The underwear tycoon Michelle Mone is set to join Dragons’ Den in a move which has delighted TV Bosses because she has turned down five offers to the BBC hit show previously.
A source said the former Ultimo boss has finally decided to accept a role on the show in which budding business people pitch ideas for start-up cash.
As we have previously reported Michelle, 43, who recently sold 80 per cent of her lingerie firm, has said that she would love to enter the Den when the time was right and now given her Ultimo exit and as Kelly Hoppen, Piers Linney and Duncan Bannatyne all depart the show it would seem that the time is now right for the Scot to dedicate her time and money in helping other entrepreneurs achieve their business ambitions.
A source said: “Before Michelle has had too much going on. But now she feels it’s the right time to join. The bosses are delighted – they were desperate to get a big name after the exodus.”
Speaking about her strong, opinionated, workaholic and OCD nature, Michelle, who now runs a beauty business and spends time speaking at events across the globe, quipped: “Probably everyone already calls me a Dragon!”
However Mone shouldn’t be looking at her studio days as being a big pay day as Hilary Devey who left the show three years ago has claimed the BBC paid its dragons a ‘pittance’ of £1,250 a day and the money was not enough to cover her expenses while working on the programme.

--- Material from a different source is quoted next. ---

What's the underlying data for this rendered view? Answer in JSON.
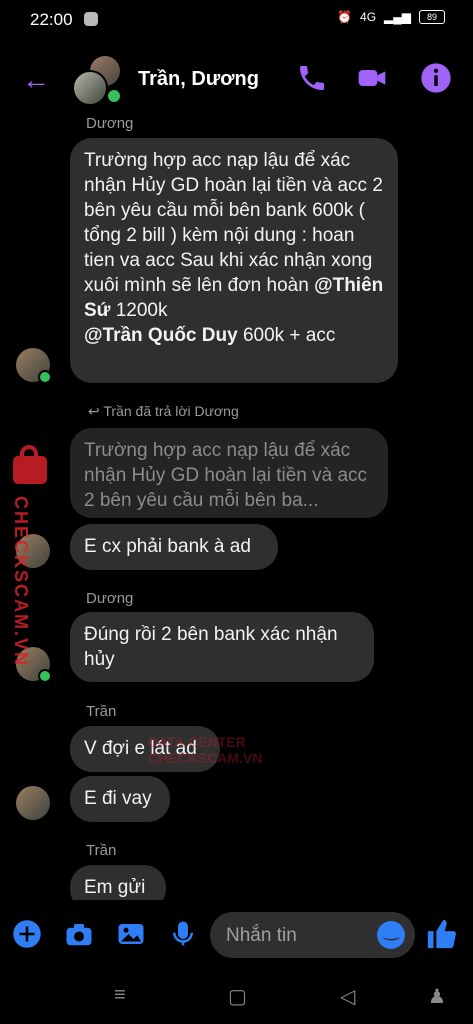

Devey was a dragon on the BBC show from 2011-12, but has bemoaned the pay rate of £15,000 for 12 episodes and claimed the only way to make money was through the investment opportunities the show offered.
The 57-year-old, who launched her freight distribution company Pall-Ex in 1996 to fund her son Mevlit’s education, made her first million within three years and is now worth an estimated £100million.
When asked how much she was paid for her work on the programme, she told The Telegraph it was a ‘pittance’.
She said: ‘I can’t remember precisely but it’s something like £15,000 to do 12 episodes – and each episode means a 14 to 15-hour day.
‘It doesn’t even cover your expenses. You make your money out of what you invest in.’
A payment of £1,250-a-day would equate to a rate of £89 an hour if earned across a 14 hour day.
But despite her complaints, the entrepreneur admitted she would consider returning to the show if asked.
She said she hoped to extend her investment portfolio – but added it would depend on who the other dragons were.